E’ definito uno dei criminali più temuti ma anche una delle figure principali del banditismo sardo del dopoguerra. Ai giorni nostri, uno dei pochi fuorilegge sopravvissuti che potrebbero restare nella storia per il fenomeno malavitoso di un periodo già segnato dall’assenza dello Stato. Ex Primula Rossa molto vicino alle brigate vermiglie, esponenti di spicco che conosce in carcere. Durante la latitanza lesse numerosi testi della sinistra rivoluzionaria e fu considerato a capo del Movimento armato sardo, organizzazione in contatto appunto, con le Brigate Rosse.

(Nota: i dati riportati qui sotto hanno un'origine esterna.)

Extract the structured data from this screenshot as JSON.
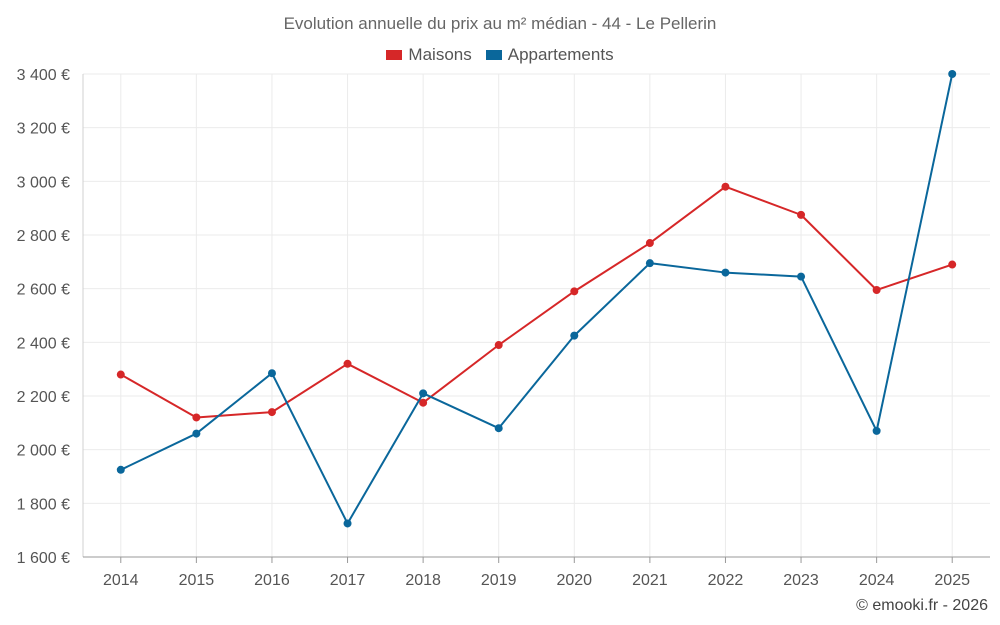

Insomma, non si è fatto mancare nulla per farsi accreditare il “Marchio del Bandito” tra efferati omicidi e sequestri di persona in una “onorata società”.

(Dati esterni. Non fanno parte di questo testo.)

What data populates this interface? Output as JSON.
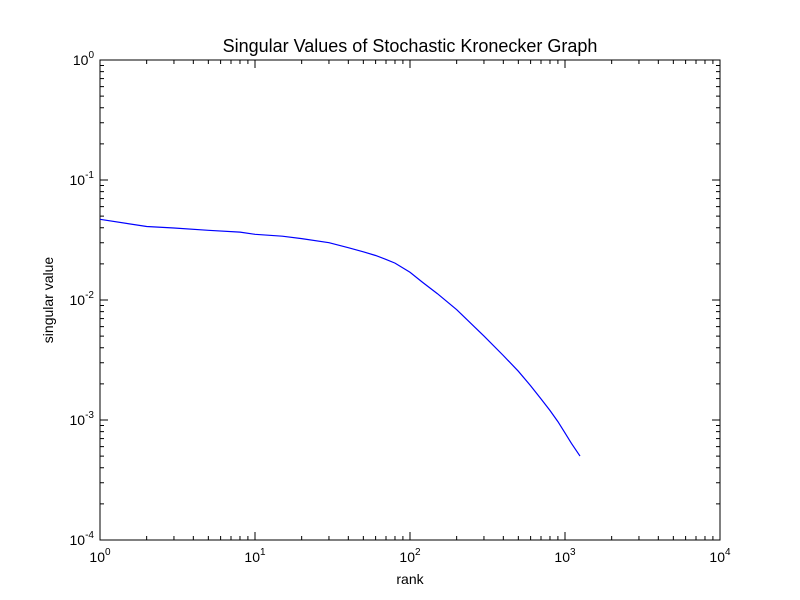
{
  "chart_data": {
    "type": "line",
    "title": "Singular Values of Stochastic Kronecker Graph",
    "xlabel": "rank",
    "ylabel": "singular value",
    "xscale": "log",
    "yscale": "log",
    "xlim": [
      1,
      10000
    ],
    "ylim": [
      0.0001,
      1
    ],
    "grid": false,
    "line_color": "#0000ff",
    "x_ticks": [
      {
        "value": 1,
        "base": "10",
        "exp": "0"
      },
      {
        "value": 10,
        "base": "10",
        "exp": "1"
      },
      {
        "value": 100,
        "base": "10",
        "exp": "2"
      },
      {
        "value": 1000,
        "base": "10",
        "exp": "3"
      },
      {
        "value": 10000,
        "base": "10",
        "exp": "4"
      }
    ],
    "y_ticks": [
      {
        "value": 0.0001,
        "base": "10",
        "exp": "-4"
      },
      {
        "value": 0.001,
        "base": "10",
        "exp": "-3"
      },
      {
        "value": 0.01,
        "base": "10",
        "exp": "-2"
      },
      {
        "value": 0.1,
        "base": "10",
        "exp": "-1"
      },
      {
        "value": 1,
        "base": "10",
        "exp": "0"
      }
    ],
    "series": [
      {
        "x": [
          1,
          2,
          3,
          5,
          8,
          10,
          15,
          20,
          30,
          40,
          50,
          60,
          70,
          80,
          100,
          120,
          150,
          200,
          300,
          400,
          500,
          600,
          700,
          800,
          900,
          1000,
          1100,
          1250
        ],
        "y": [
          0.047,
          0.041,
          0.0398,
          0.0381,
          0.0368,
          0.0353,
          0.034,
          0.0325,
          0.03,
          0.0273,
          0.0252,
          0.0235,
          0.0218,
          0.0203,
          0.017,
          0.0141,
          0.0113,
          0.0083,
          0.005,
          0.00345,
          0.00255,
          0.00193,
          0.0015,
          0.0012,
          0.00097,
          0.00078,
          0.00064,
          0.0005
        ]
      }
    ]
  }
}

Temuto ma anche riverito in uno stato che ha fatto del banditismo una forma di riscatto, pur di difendere le loro terre ormai pregne di sangue innocente, ma poi qualcosa gli è sfuggita di mano. Oggi è un uomo quasi libero, dall’aprile del 2018 con la condizionale, richiesta contro il consenso dei suoi avvocati. Diventa critico verso il sistema carcerario nelle sue testimonianze fatte da centinaia e centinaia di pagine, a difesa di chi, possiede come casa una cella e si trova a scontare le pene all’interno dei penitenziari. Lo fa con cognizione di causa studiando la legge e i meccanismi giustizia che si pongono a chi espia una condanna come il carcere a vita. Non una soluzione punitiva “perché è una punizione psicologica” . Diventa, per Mele, l’ergastolo, inutile e” si esce peggiorati”. Mentre i servizi sociali potrebbero essere utili e ambivalenti, del resto, a servizio della comunità sgravando oneri al governo.

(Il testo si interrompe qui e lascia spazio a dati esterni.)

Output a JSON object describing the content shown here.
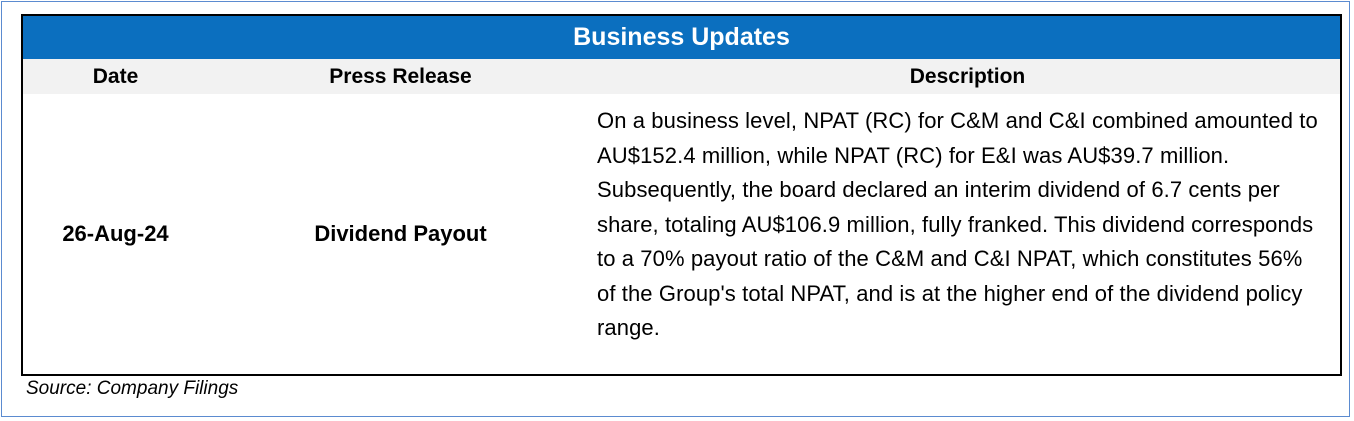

Al tavolo della presentazione anche il garante dei detenuti del carcere circondariale di Crotone Federico Ferraro il quale dichiara che “questo di oggi è un messaggio per altri detenuti a non arrendersi mai, e fare tesoro di ciò che s’impara”. Chi sbaglia paga in uno Stato di diritto ma la Costituzione italiana con le sue norme giuridiche vetuste e non attinenti ai tempi, ha bisogno di modifiche, come si aspetta la riforma giustizia in tutte le sue normative.
Questo libro lo dedica a suo figlio Graziano che non ha potuto crescere e che ama più di se stesso, ma vuole anche essere una denuncia “ alle ingiustizie”, per i diritti umani infranti verso i detenuti.